With chronic conditions affecting anywhere between 15% to 20% of all children in developed countries, it’s more common than you think. It’s important that you cope with it first by accepting that it happened to your child. They are still your offspring, so treat them with the love and care they deserve and accept what has happened because there is no changing it. Don’t treat them like a failed child, don’t treat them any differently to your other children, and don’t forget they have a bright future ahead of them. As long as you accept this fact and come to terms with the reality of the situation, you’ll find it easier to act in the future. You might need to spend more money looking for an affordable medical center to treat them, you might have to buy books or expensive medicine, and you may even need to purchase additional study material to help them catch up with school. Whatever the implications may be, try your best to accept it.

Researching the issue

The first step to accepting and coping is to research the issue. Whether it’s asthma or something more serious, you have to look online, ask friends and consult your doctor on what the problem actually is. Work feverishly by printing out as much material as possible and study it as best you can. If you don’t understand something, ask a more experienced friend or a doctor to help you. There are plenty of online communities that specialise in helping parents cope with their children’s health issues, so don’t be shy and try to find other parents who are in a similar situation. By making friends with parents who also have children that suffer the same effects, you can share tips with each other, seek advice, and tell each other stories to help ease the stress. Once your child is old enough, you can teach them how to cope with their own health issues and give them plenty of advice for their future. When you grow older, you can give back to the communities that helped you and your child through the acceptance phase and hand down advice to young and new parents.


Ignoring abusive comments

You’re going to get plenty of nasty comments about your child from unsavoury people. Whether it’s bullies in your child’s school making fun of health issues or other parents who can’t help but make nasty comments, you need to learn to ignore these people. They’re bad people who put down others to make themselves feel taller, so don’t buy into that by ignoring their comments. Refuse to challenge their taunts and be the better parent by giving them a simple request to stop. If you feel like the comments are becoming abusive, then you can contact the local authorities or even the school to see what they can do to help.

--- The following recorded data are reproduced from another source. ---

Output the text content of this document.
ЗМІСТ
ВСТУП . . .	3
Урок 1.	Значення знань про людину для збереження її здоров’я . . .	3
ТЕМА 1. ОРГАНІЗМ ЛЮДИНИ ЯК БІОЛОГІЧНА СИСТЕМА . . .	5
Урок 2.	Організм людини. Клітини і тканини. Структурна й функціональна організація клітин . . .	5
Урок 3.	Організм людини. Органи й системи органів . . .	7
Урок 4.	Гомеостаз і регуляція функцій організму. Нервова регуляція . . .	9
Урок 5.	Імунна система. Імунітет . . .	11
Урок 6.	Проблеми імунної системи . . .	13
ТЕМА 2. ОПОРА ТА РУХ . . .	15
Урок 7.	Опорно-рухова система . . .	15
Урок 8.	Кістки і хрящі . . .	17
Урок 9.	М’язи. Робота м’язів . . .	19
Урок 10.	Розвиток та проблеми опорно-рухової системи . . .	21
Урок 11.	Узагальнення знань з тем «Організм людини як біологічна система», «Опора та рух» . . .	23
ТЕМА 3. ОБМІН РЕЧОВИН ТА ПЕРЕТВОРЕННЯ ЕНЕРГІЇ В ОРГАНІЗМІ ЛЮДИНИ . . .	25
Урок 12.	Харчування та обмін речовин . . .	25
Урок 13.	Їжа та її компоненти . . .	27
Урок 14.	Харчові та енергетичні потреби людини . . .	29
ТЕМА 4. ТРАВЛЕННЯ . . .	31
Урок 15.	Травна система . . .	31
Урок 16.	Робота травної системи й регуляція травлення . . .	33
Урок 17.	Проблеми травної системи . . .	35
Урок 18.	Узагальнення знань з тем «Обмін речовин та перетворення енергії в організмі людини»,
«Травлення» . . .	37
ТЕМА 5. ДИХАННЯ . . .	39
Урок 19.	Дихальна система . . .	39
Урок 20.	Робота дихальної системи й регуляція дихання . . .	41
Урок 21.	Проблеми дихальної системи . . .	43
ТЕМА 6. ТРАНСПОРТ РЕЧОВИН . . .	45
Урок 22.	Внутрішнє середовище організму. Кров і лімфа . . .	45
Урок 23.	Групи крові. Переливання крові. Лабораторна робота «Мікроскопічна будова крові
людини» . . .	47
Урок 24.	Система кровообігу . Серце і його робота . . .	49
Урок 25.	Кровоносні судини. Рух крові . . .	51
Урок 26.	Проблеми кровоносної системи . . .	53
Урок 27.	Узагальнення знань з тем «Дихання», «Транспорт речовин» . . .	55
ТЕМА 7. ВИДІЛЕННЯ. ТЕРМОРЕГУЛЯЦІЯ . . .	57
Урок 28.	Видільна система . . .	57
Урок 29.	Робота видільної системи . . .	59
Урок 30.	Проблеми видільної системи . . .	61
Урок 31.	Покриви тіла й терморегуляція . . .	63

Just remember that for every nasty character there is, there several people who are willing to stand in your corner in order to defend your rights and help your child.

Dealing with separations

There may be times when your child has to be separated from their friends due to their health issues, or even taken to hospital for overnight stays. When your child is still young, it’s incredibly important that you spend as much time as possible with them. Bring them school books, help them study and invite their friends over. It’s also important to try and teach your child’s friends about the health issues and how they can help or avoid aggravating them. Best friends will always help each other out no matter the situation, and it will make it easier for your child to grow up with people who they can count on. Hospitals can be frightening for young children and if it’s associated with cold and lonely nights alone in a patient bed, it can easily scar them mentally in the future. Take time off work whenever possible and always spend time with them through the night.


Be honest with your child

When your child is old enough to understand the implications of their health issues, it’s important that you speak with them in a calm and relaxed tone and be honest. Tell them all about their health issues, remind them what it means and how treatments will work, and tell them the limits they have due to those health issues. The sooner you tell them, the more chance they’ll have of accepting the illnesses they are born with and the faster they can become independent. However, it’s important not to alienate your child by telling them they’re “different”. Try your best to encourage your child to continue their daily activities and participate in things like sports, and give them the freedom to be autonomous. Whether it’s taking medicine, injecting something or changing bandages and cleaning wounds, allow your child to learn how to take care of themselves.


Raising a child with chronic health conditions can be a daunting task, but it’s incredibly important that you provide them with as much support as possible while also teaching them about the implications of their condition.